# Claim: Prediction market oracles replace trusted resolvers with game-theoretic processes: anyone can propose an outcome by posting a bond, and economic incentives make honest resolution the dominant strategy. But the mechanism works only when an observable outcome will eventually exist — and a bond stops bad money, not a bad answer that's already been published and believed.

**Current badge:** caveat
**In dossier:** [The missing signer: who can refuse to publish AI output](/dossier/ai-output-signer-gate)

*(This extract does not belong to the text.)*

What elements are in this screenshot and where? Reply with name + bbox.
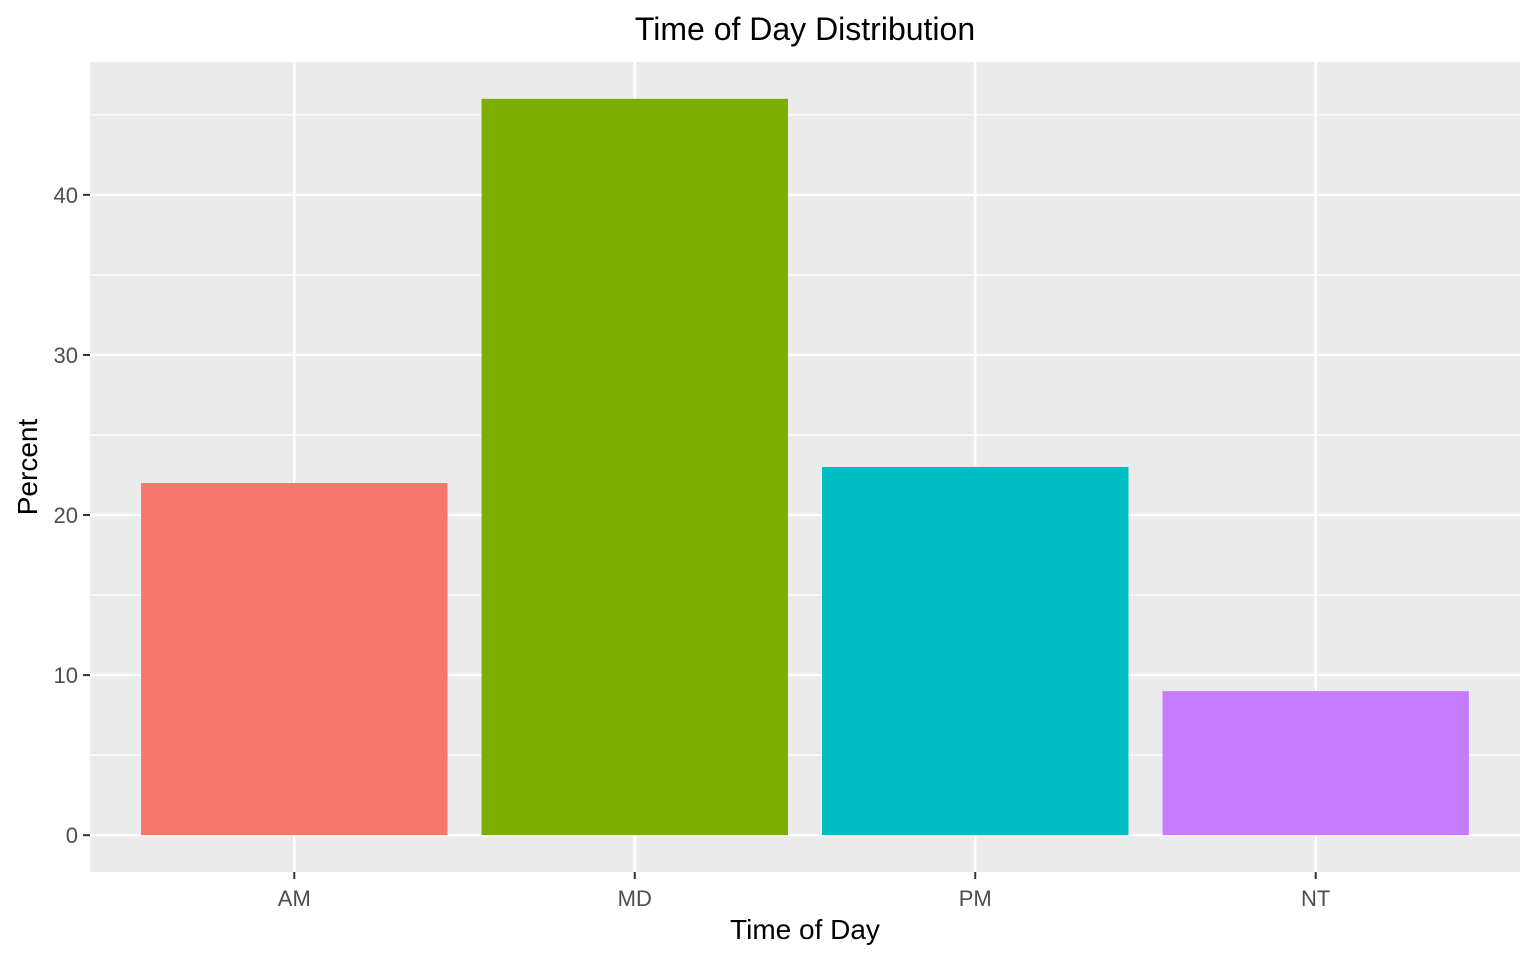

The optimistic oracle replaces a trusted resolver with a game-theoretic process: anyone can propose an outcome by posting a bond. A challenge window opens — usually two hours. If nobody disputes with their own bond, the proposed outcome is final. The economic design is deliberately asymmetric: proposing a false outcome costs your bond, and challenging a true one costs yours. What breaks: prediction markets only work when an observable outcome will eventually exist. AI-generated news claims about past events, interpretations, or source credibility may never have a falsifiable outcome. And the harm in a newsroom isn't a settlement error priced in dollars — it's a published claim the public carries forward.

## Provenance history (how this claim ripened)
- `2026-06-03` **asserted as caveat** — Bond-based verification is an alternative to human signers, but it breaks when there's no falsifiable outcome and the harm isn't financial.